Giocando con Pollock |
Ozan Aksoyek, danzatore e ricercatore nell'ambito del movimento, chiama, in un'intervista letta anni fa, "movimenti parassiti" quelli la cui intenzione non è chiara all'interno del corpo e che, conseguentemente, risultano, nello spazio esterno, privi di una direzione precisa.
Anche nei gruppi di danzaterpia si osservano i movimenti parassiti. Spesso si presentano attraverso un'energia superiore a quella necessaria e risultano innaturali, finti, premeditati.
Occorre tempo e fiducia perché un utente si liberi di tali movimenti e ne riveli di autentici, mostrando così il proprio naturale essere danzante.
Isadora Duncan, nel suo "L'Arte della Danza" scrive:
il corpo deve imparare ad esprimersi coi movimenti che gli sono naturali.
Anche in questo caso non si parla di consapevolezza, termine direi quasi di moda, ma di autenticità.
I bambini non sono consapevoli di ciò che fanno ma esprimono ciò che sono; non compiono movimenti parassiti, ma sono in grado di imitare quelli degli adulti.
Ancora una volta la danza mi offre lo spunto per riflettere, in particolare sull'unità tra ciò che si è e ciò che si fa e su quanto sia complesso non solo mostrare ma anche riconoscere e nutrirci di autenticità nel quotidiano. Questo non perché non si manifesti ma perché, a mio parere, non possediamo gli strumenti per farlo, o peggio, ne possediamo così tanti da perdere la bussola.

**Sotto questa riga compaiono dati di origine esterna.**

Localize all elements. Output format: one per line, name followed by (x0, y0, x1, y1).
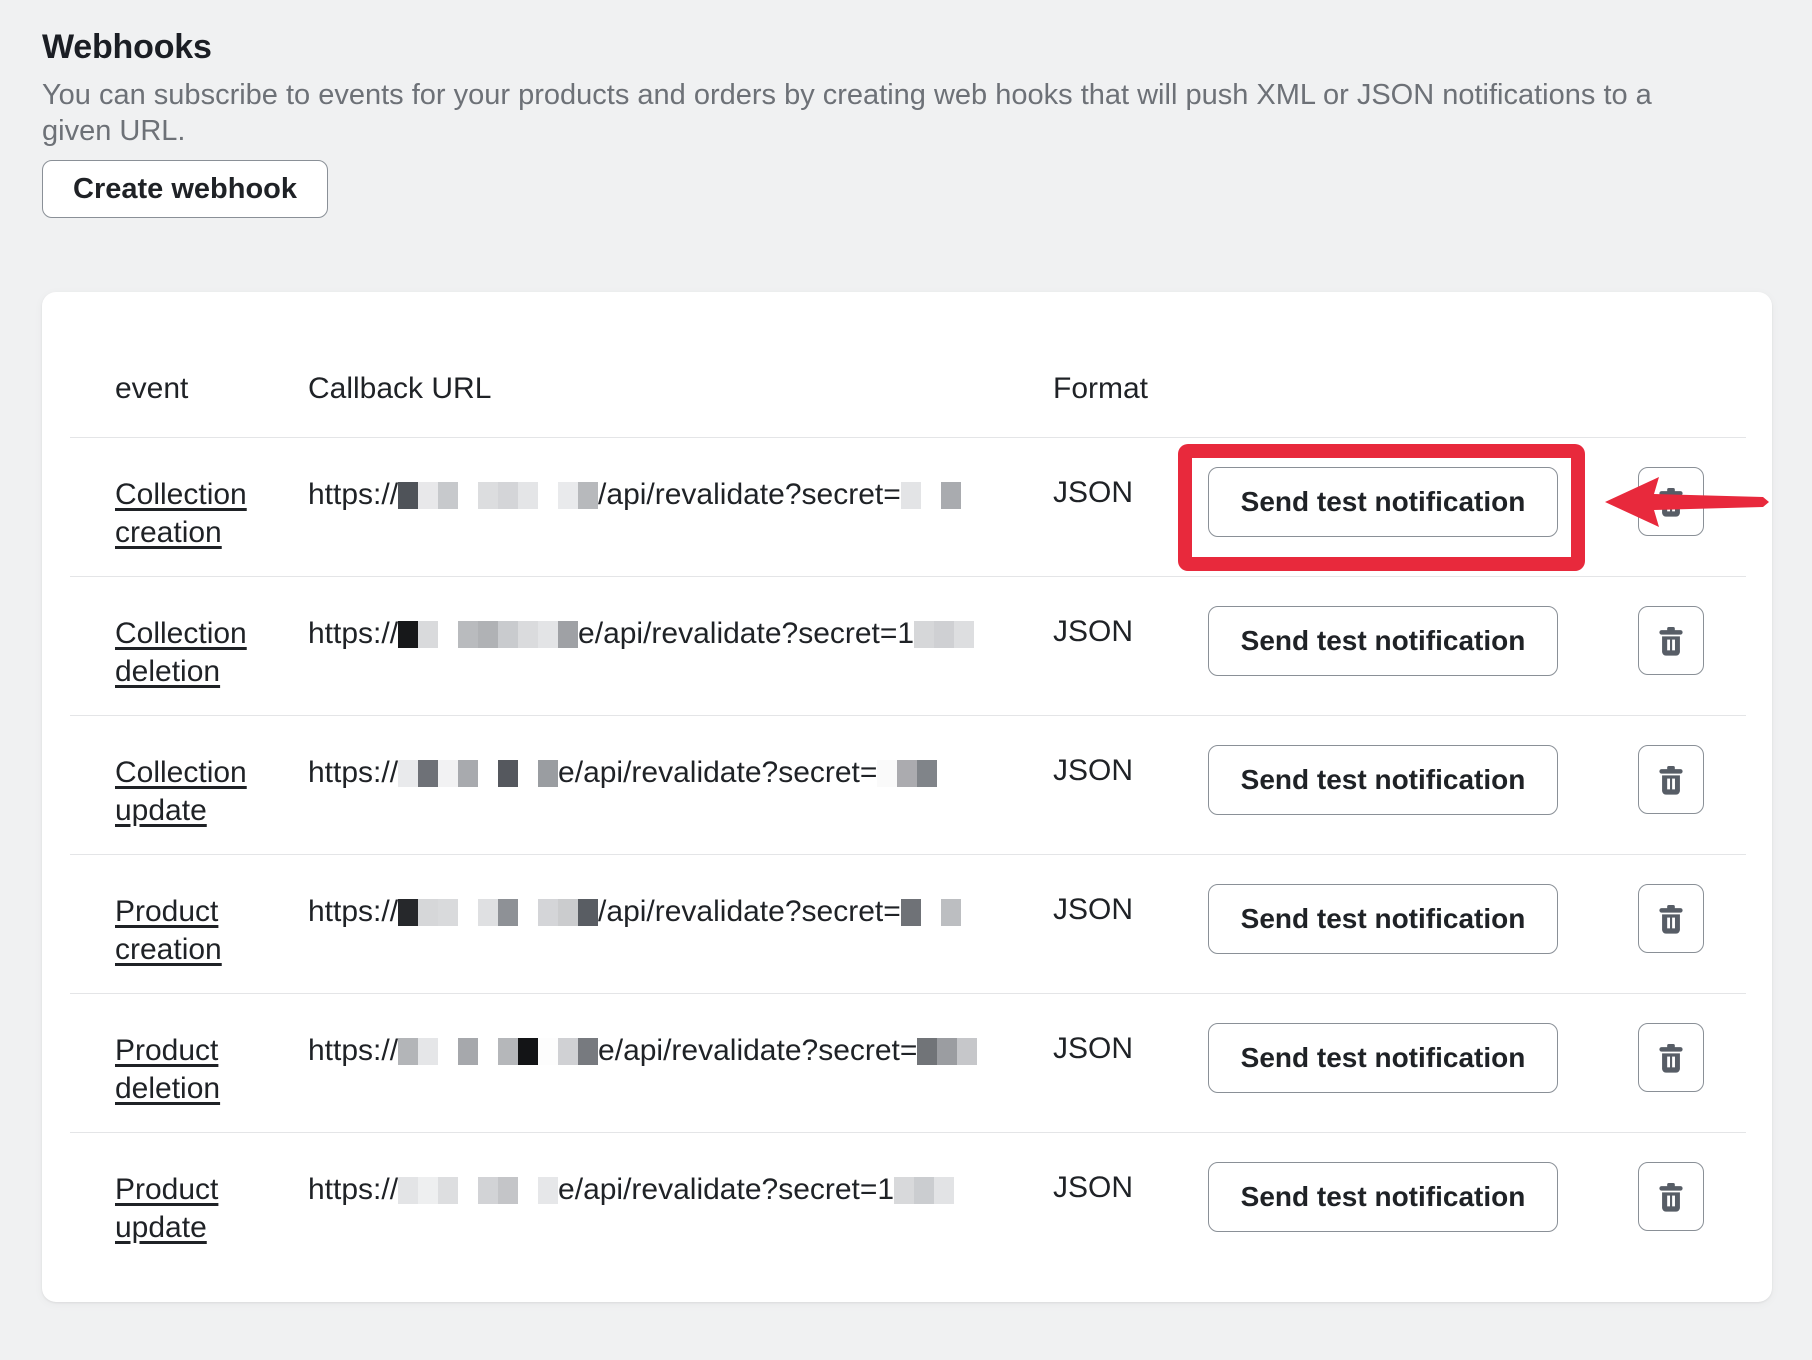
format-value: JSON (1053, 893, 1133, 926)
trash-icon (1654, 1180, 1688, 1214)
page-description: You can subscribe to events for your pro… (42, 77, 1722, 149)
redacted-secret-blocks (894, 1177, 954, 1223)
trash-icon (1654, 902, 1688, 936)
trash-icon (1654, 1041, 1688, 1075)
delete-webhook-button[interactable] (1638, 606, 1704, 675)
send-test-notification-button[interactable]: Send test notification (1208, 745, 1558, 815)
webhook-row-collection-update: Collectionupdate https://e/api/revalidat… (42, 715, 1772, 854)
callback-url: https:///api/revalidate?secret= (308, 478, 961, 511)
column-header-callback-url: Callback URL (308, 372, 1053, 437)
send-test-notification-button[interactable]: Send test notification (1208, 606, 1558, 676)
webhook-row-product-update: Productupdate https://e/api/revalidate?s… (42, 1132, 1772, 1301)
webhook-row-product-creation: Productcreation https:///api/revalidate?… (42, 854, 1772, 993)
format-value: JSON (1053, 1171, 1133, 1204)
webhook-row-collection-deletion: Collectiondeletion https://e/api/revalid… (42, 576, 1772, 715)
callback-url: https://e/api/revalidate?secret= (308, 1034, 977, 1067)
webhook-row-collection-creation: Collectioncreation https:///api/revalida… (42, 437, 1772, 576)
create-webhook-button[interactable]: Create webhook (42, 160, 328, 218)
column-header-format: Format (1053, 372, 1208, 437)
delete-webhook-button[interactable] (1638, 1162, 1704, 1231)
column-header-event: event (42, 372, 308, 437)
format-value: JSON (1053, 615, 1133, 648)
callback-url: https://e/api/revalidate?secret= (308, 756, 937, 789)
redacted-secret-blocks (917, 1038, 977, 1084)
redacted-secret-blocks (914, 621, 974, 667)
send-test-notification-button[interactable]: Send test notification (1208, 467, 1558, 537)
table-header: event Callback URL Format (42, 292, 1772, 437)
delete-webhook-button[interactable] (1638, 1023, 1704, 1092)
callback-url: https:///api/revalidate?secret= (308, 895, 961, 928)
callback-url: https://e/api/revalidate?secret=1 (308, 617, 974, 650)
format-value: JSON (1053, 754, 1133, 787)
trash-icon (1654, 763, 1688, 797)
webhooks-table-card: event Callback URL Format Collectioncrea… (42, 292, 1772, 1302)
delete-webhook-button[interactable] (1638, 884, 1704, 953)
event-link[interactable]: Collectionupdate (115, 756, 247, 827)
trash-icon (1654, 624, 1688, 658)
delete-webhook-button[interactable] (1638, 745, 1704, 814)
send-test-notification-button[interactable]: Send test notification (1208, 884, 1558, 954)
page-title: Webhooks (42, 27, 1772, 67)
event-link[interactable]: Productdeletion (115, 1034, 220, 1105)
redacted-secret-blocks (877, 760, 937, 806)
redacted-host-blocks (398, 1038, 598, 1084)
event-link[interactable]: Collectiondeletion (115, 617, 247, 688)
delete-webhook-button[interactable] (1638, 467, 1704, 536)
format-value: JSON (1053, 1032, 1133, 1065)
redacted-host-blocks (398, 899, 598, 945)
webhooks-settings-page: Webhooks You can subscribe to events for… (0, 0, 1812, 1360)
webhook-row-product-deletion: Productdeletion https://e/api/revalidate… (42, 993, 1772, 1132)
redacted-secret-blocks (901, 899, 961, 945)
redacted-host-blocks (398, 482, 598, 528)
event-link[interactable]: Productcreation (115, 895, 222, 966)
redacted-secret-blocks (901, 482, 961, 528)
trash-icon (1654, 485, 1688, 519)
send-test-notification-button[interactable]: Send test notification (1208, 1023, 1558, 1093)
redacted-host-blocks (398, 621, 578, 667)
format-value: JSON (1053, 476, 1133, 509)
send-test-notification-button[interactable]: Send test notification (1208, 1162, 1558, 1232)
redacted-host-blocks (398, 760, 558, 806)
event-link[interactable]: Productupdate (115, 1173, 218, 1244)
redacted-host-blocks (398, 1177, 558, 1223)
callback-url: https://e/api/revalidate?secret=1 (308, 1173, 954, 1206)
event-link[interactable]: Collectioncreation (115, 478, 247, 549)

A tal proposito trovo interessante ciò che scrive Oliver Sacks nel suo noto libro "L'uomo che scambiò sua moglie per un cappello". In esso l'autore definisce il linguaggio naturale come "l'espressione di tutto il proprio pensiero con tutto il proprio essere".
La cosa curiosa è che egli ci fa notare come persone con deficit, in particolare gli afasici (cioè coloro che non possono comprendere le parole ma colgono quello che viene chiamato "tono emotivo") e, all'opposto, persone affette da agnosia tonale (che suppliscono all'impossibilità di comprendere il tono della voce con una attenta analisi dell'espressione del viso e della scelta delle parole) siano infallibili nel riconoscere autenticità o meno in ciò che viene espresso.
Quanto detto mi invita a pensare che soprattutto l'innocenza e la sensibilità dei bambini e le capacità straordinarie sviluppate da persone che presentano deficit agli occhi "normali" del mondo, abbiano a che fare con termini quali naturalezza, autenticità, intensità.
Dall'altra parte, mi azzardo a dire, ci sono gli adulti "normalmente nevrotici" (per usare l'azzeccatissima definizione di Blanche Evan, pioniera della Dance Therapy), perduti in una complessa nebulosa di un "troppo" che spesso porta all'incongruenza tra ciò che siamo e ciò che facciamo.
All'incapacità di vedere le cose nella loro forma più semplice ma non per questo meno profonda; all'accumulare esperienze in modo superficiale.
A riempire il tempo perdendo l'intensità degli attimi. Siamo tutti consapevoli della nostra natura, tuttavia continuiamo a comportarci in modo innaturale.
E' un tema bellissimo...e profondo.
RispondiEliminaLa nebulosa del troppo ci attanaglia, soprattutto qui in città ( come sento la differenza nei suoni e nei ritmi rispetto a quando stavo in cascina ! ), e non è sempre facile.
Nella danza sento che abbiamo accesso a un modo di stare al mondo unico e autentico sempre ( anche quando è parassita in realtà ).
E' il vero DASEIN di cui parlano i filosofi ( che parlano parlano e pensano e pensano ).
Il nostro mondo, la nostra società sta correndo a sviluppare tantissimo una serie di arree cerebrali a discapito di tutte le nostre intelligenze motorie e relazionali.
Mi capita quando guardo una donna immigrata africana con che sapienza tocca il suo bambino, con che danza riesce a cambiargli il pannolino in treno,come lo addormenta sulla sua schiena...senza mai aver avuto forse accesso a tutte queste informazioni che ci girano intorno.
Abbiamo tutti bisogno di autenticità e forse essenzialità.